I can't think I'm the only one getting tired of the subscription model for everything. I remember thinking at one point that I'm going to need to start figuring out what I can afford to have and not, simply because everything seems to be moving in that direction.
Cable, phone, utilities all seems standard to us at this point, but now we have music subscriptions (stop paying, lose your music), radio subscriptions (love that satellite radio), game subscriptions (WoW addicts unite), and now more and more software subscriptions (I'm sorry, licensing).
I can perhaps forgive it for something like antivirus software where you are constantly downloading updates (glad my Mac doesn't need that yet), but Office? When do they slip Windows into that model? Would you like to boot today? Your subscription has expired, please enter a valid credit card.
I will shred my adversaries. Pull their eyes out just enough to turn them towards their mewing, mutilated faces. Illyria
...the balkanization of software.
Fleur de Sel
Given the wildly unsuccessful way that people took to subscription music services, I can see this being as successful as, say, the Zune.
I think the connection to Onecare is an interesting touch. Microsoft, among other "enterprise" software types, has had fair success getting corporate customers paying for subscription or quasi-subscription products for a while now(Software Assurance, anything with a mandatory support contract, some site-licence flavors, etc.); but the idea rubs individual users badly. Even if the economics are actually favorable, software with a self-destruct system just doesn't feel right. People like owning stuff.
Antivirus, though, is the closest thing to an exception(well, that and MMORPGs). People are neither happy nor efficient about it; but they often do end up paying for their subscription.
Connecting a product whose subscription feels "natural"(virus signatures are a service, and are pay per unit time) with a product whose subscription feels "artificial"(Office suites can be priced as services; but nothing about them makes them so) is an interesting tactic. I wonder if it will work.
Microsoft has wanted subscription software for years, so this isn't too surprising; but it may well have gained urgency from the push toward really, really cheap computers. Full upfront software cost is a hard sell on cheap hardware; but you might be able to make it palatable by stretching it into a subscription(plus, there will finally be a way to exterminate those pesky Office 97 users!).

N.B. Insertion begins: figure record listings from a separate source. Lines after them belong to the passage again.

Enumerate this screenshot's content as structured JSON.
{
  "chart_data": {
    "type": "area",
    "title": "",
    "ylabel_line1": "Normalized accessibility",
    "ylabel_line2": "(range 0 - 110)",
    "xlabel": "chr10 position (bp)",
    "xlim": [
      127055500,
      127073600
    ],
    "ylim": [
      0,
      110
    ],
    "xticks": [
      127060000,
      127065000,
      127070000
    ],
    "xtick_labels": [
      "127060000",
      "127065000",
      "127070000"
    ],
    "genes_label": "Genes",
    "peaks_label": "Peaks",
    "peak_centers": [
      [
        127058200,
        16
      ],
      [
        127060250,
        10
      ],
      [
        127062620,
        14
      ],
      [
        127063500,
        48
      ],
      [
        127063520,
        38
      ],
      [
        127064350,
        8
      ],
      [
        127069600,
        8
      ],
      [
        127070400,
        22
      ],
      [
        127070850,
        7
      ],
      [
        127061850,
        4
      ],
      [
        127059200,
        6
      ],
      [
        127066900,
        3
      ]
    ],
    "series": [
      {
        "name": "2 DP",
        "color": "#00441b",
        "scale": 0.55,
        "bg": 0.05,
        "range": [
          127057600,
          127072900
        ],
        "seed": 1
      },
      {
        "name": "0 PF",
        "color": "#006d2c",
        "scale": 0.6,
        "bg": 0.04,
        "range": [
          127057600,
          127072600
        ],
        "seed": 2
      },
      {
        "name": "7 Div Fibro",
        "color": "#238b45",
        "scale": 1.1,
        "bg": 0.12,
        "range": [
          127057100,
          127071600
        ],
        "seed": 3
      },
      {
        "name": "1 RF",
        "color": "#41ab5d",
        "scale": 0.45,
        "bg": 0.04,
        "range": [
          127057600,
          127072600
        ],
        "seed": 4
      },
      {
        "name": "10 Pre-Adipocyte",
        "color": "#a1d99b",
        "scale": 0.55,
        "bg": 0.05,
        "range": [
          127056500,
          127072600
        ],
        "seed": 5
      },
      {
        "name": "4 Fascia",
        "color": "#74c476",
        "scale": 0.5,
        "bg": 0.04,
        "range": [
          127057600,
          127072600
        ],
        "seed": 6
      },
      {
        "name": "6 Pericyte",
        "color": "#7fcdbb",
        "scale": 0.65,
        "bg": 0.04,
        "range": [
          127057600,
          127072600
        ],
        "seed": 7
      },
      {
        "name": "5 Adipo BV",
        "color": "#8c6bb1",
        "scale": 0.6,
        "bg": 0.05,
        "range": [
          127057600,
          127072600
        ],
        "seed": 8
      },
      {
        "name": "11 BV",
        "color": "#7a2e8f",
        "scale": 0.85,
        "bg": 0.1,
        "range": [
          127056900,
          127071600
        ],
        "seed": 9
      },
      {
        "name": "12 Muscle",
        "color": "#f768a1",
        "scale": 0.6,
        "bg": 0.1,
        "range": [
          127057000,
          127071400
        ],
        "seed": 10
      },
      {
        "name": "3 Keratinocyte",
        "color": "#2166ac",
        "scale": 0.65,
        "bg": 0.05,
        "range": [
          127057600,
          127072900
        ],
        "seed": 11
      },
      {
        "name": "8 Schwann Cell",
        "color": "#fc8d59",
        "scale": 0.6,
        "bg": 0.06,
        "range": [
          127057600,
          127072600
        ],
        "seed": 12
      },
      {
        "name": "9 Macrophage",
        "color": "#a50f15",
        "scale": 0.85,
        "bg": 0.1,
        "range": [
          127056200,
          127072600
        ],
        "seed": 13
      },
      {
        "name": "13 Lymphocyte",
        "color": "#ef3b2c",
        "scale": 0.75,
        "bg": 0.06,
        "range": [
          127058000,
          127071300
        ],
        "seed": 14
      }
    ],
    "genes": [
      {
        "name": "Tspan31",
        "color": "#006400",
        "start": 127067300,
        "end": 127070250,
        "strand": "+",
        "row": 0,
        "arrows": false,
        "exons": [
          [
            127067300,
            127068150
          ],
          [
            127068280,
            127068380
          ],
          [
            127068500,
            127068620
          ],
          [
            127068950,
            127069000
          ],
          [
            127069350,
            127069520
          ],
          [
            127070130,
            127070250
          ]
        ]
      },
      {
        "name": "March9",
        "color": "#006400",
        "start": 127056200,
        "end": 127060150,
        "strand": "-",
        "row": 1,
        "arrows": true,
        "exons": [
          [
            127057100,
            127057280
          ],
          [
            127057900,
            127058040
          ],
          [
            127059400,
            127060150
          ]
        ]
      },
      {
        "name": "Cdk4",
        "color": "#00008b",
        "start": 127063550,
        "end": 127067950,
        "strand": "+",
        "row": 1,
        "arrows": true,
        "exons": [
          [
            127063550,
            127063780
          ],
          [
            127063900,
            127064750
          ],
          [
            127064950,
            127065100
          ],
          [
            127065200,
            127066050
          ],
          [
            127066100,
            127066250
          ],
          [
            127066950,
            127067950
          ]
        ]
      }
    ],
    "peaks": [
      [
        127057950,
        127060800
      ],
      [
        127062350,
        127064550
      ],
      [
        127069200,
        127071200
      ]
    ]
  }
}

The idea makes me a bit nervous, though, because it points to a model of computer use very, very similar to today's cellphone model. Cheap hardware, low upfront cost; but continual, tightly controlled, nickel and diming throughout the life of the product. Unfortunately, for all the progress they have achieved, cellphones are a really miserable lesson in why the openness of the PC world is so vital.
This bears repeating.
Weaselmancer
rediculous.
free to bring those files ... or use the long existing free "Viewer" versions
But, not edit them or otherwise legitimately salvage your data.
It's easy to brush the idea that Microsoft holds your data hostage. Just don't think beyond your current PC. It doesn't bother you, but some of us WANT to open our children's mishmash of pictures and letters when we are old and gray.
This is the classic strategy where dumb money thinks it's wise to pay month-to-month.
I forsee upgrade problems that require extra support that one must pay for among a whole slew of gotchas.